Spotify Surpasses Half-Billion Monthly Users
Music service Spotify surpasses half a billion monthly active users for first time, but misses revenue targets due to slower ad sales
Spotify said on Tuesday it has surpassed half a billion monthly active users for the first time.
The firm’s monthly active users rose to 515 million in the first quarter, beating its guidance of 500 million.
The increase represented a 22 percent rise year-over-year driven by “strength in both developed and developing markets, and nearly all age groups”, the company said.

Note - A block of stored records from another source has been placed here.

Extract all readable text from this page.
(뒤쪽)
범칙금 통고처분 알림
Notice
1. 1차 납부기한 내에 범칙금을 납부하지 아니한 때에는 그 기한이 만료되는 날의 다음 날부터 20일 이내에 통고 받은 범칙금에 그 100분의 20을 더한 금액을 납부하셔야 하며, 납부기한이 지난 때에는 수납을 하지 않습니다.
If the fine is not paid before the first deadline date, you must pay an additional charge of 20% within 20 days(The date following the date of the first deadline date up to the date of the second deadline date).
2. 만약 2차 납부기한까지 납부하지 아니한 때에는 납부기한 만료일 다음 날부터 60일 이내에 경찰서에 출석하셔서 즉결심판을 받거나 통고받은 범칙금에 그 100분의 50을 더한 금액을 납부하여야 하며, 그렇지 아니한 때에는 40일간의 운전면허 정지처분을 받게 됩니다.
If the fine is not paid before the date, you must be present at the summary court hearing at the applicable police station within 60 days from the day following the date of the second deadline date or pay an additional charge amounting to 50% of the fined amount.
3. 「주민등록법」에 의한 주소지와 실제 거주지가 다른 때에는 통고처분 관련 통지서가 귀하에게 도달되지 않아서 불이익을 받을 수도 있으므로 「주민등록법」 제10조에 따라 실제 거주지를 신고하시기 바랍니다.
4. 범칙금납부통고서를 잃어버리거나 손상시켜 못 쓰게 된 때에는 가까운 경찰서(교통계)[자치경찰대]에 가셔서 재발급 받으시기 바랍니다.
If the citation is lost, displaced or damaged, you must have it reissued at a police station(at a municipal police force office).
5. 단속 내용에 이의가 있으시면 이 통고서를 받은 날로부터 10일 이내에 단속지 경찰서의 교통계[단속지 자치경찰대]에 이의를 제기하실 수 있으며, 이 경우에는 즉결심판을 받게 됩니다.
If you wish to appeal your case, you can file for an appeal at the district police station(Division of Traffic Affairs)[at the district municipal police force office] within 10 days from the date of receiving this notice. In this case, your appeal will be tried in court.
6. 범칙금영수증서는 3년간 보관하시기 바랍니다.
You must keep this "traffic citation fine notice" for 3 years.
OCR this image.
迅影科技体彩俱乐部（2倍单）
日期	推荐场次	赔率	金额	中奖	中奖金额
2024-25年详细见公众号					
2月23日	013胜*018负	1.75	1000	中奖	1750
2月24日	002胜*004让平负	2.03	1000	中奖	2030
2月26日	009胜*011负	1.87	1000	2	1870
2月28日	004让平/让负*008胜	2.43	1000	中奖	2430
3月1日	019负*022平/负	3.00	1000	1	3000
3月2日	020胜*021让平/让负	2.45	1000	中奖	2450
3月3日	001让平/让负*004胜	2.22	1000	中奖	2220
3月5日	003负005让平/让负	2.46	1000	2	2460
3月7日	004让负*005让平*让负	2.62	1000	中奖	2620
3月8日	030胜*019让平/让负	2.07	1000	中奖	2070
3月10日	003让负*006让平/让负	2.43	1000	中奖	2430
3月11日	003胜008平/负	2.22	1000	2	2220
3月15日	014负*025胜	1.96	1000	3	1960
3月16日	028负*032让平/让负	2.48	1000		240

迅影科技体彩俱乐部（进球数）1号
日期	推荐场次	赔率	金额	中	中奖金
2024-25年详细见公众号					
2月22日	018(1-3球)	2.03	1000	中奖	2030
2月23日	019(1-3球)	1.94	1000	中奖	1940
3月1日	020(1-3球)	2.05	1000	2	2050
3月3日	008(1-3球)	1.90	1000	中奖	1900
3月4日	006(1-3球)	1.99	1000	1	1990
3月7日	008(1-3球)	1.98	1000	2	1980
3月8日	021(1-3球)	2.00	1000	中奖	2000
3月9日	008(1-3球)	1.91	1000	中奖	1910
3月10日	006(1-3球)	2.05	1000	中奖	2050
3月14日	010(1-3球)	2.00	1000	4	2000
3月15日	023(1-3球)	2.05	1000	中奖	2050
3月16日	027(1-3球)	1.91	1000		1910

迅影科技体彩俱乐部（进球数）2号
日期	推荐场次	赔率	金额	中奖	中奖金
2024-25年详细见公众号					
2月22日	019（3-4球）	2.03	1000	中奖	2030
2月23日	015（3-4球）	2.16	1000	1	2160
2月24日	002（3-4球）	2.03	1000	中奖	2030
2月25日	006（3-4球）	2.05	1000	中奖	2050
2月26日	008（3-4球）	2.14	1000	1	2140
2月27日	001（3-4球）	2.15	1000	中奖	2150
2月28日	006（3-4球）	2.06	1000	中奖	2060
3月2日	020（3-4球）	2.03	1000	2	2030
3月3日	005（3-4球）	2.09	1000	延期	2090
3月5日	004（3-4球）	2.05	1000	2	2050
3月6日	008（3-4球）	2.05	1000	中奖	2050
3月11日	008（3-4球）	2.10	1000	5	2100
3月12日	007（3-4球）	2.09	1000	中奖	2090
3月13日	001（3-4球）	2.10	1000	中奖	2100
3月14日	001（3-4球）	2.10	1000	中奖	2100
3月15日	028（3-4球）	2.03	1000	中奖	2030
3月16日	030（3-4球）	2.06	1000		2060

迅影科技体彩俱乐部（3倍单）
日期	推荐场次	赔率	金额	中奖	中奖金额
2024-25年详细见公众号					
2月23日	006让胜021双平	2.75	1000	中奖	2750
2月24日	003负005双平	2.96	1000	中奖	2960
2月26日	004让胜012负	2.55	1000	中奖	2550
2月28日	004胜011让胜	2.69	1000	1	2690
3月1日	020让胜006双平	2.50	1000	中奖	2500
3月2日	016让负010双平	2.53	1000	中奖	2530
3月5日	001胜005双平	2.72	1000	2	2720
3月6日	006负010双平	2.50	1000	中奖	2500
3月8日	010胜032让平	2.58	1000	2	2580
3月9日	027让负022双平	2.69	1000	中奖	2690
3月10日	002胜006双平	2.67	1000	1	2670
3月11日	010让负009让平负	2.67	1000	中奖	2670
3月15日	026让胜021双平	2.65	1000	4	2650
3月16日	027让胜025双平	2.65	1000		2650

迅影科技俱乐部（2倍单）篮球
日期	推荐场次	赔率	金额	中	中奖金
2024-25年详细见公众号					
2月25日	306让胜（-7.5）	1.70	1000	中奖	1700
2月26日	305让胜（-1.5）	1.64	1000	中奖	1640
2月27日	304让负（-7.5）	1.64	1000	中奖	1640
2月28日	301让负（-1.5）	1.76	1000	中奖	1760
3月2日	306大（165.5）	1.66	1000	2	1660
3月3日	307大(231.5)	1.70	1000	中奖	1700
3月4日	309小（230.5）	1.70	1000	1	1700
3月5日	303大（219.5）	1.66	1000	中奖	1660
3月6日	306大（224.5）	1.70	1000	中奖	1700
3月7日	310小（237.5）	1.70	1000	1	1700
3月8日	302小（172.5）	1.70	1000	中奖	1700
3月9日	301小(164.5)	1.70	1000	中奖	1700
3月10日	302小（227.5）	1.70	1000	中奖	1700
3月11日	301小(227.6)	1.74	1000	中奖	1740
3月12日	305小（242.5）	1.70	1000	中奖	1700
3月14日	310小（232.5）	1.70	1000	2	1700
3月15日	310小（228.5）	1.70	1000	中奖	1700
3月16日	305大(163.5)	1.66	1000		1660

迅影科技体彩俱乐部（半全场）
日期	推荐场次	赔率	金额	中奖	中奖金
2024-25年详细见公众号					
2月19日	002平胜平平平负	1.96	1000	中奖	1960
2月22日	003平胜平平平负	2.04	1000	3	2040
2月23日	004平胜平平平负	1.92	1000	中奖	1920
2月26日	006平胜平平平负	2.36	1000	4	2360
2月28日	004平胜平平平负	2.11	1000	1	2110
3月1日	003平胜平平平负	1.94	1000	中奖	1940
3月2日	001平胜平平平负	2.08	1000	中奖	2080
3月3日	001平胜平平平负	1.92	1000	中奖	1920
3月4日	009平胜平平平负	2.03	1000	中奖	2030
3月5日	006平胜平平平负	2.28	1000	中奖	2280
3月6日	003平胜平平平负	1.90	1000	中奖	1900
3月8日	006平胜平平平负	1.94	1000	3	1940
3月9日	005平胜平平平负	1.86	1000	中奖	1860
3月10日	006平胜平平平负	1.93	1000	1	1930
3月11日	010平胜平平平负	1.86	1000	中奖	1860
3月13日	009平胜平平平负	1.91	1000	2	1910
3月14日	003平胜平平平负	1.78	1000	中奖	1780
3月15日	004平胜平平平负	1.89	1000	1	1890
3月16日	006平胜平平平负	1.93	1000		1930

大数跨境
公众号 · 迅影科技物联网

Premium subscribers, which are included in overall monthly active users, rose 15 percent or 5 million in the quarter to 210 million, beating its expectations with “outperformance across all regions, led by Europe and Latin America”.
Premium growth
The company projected 217 million premium subscribers and 530 million monthly active users for the current quarter.
Total revenue grew 14 percent year-on-year to 3 billion euros (£2.7bn), short of the company’s projections of 3.1 billion euros due to macroeconomic challenges in its advertising business.
The company reported an operating loss for the quarter of 156m euros, better than the projected 194m euros, boosted by lower marketing spending.
The firm hit a net loss of 225m euros for the quarter, compared to net income of 131m euros a year earlier.
.@Spotify‘s strongest Q1 since going public in 2018 and the second largest quarter of MAU growth in our history. Thank you to our teams worldwide for all you accomplished. More here: https://t.co/rkCQ3HWu43 pic.twitter.com/NC8FWGG4sR
— Daniel Ek (@eldsjal) April 25, 2023
Higher spending
The company has seen sharply elevated spending in areas such as podcasts over the past year as it seeks to create royalty-free original content. Spotify says it pays about 70 percent of its revenues to music rights holders.
The company had its “strongest Q1 since going public in 2018” with the second-largest growth of monthly active users in its history, chief executive Daniel Ek said on Twitter.
In January the firm announced a 6 percent headcout cut, laying off about 600 employees, as a cost-cutting measure and took severance charges of 41 million euuros in the first quarter related to layoffs.
The company is also shutting down its Heardle game on 5 May, less than a year after acquiring the game.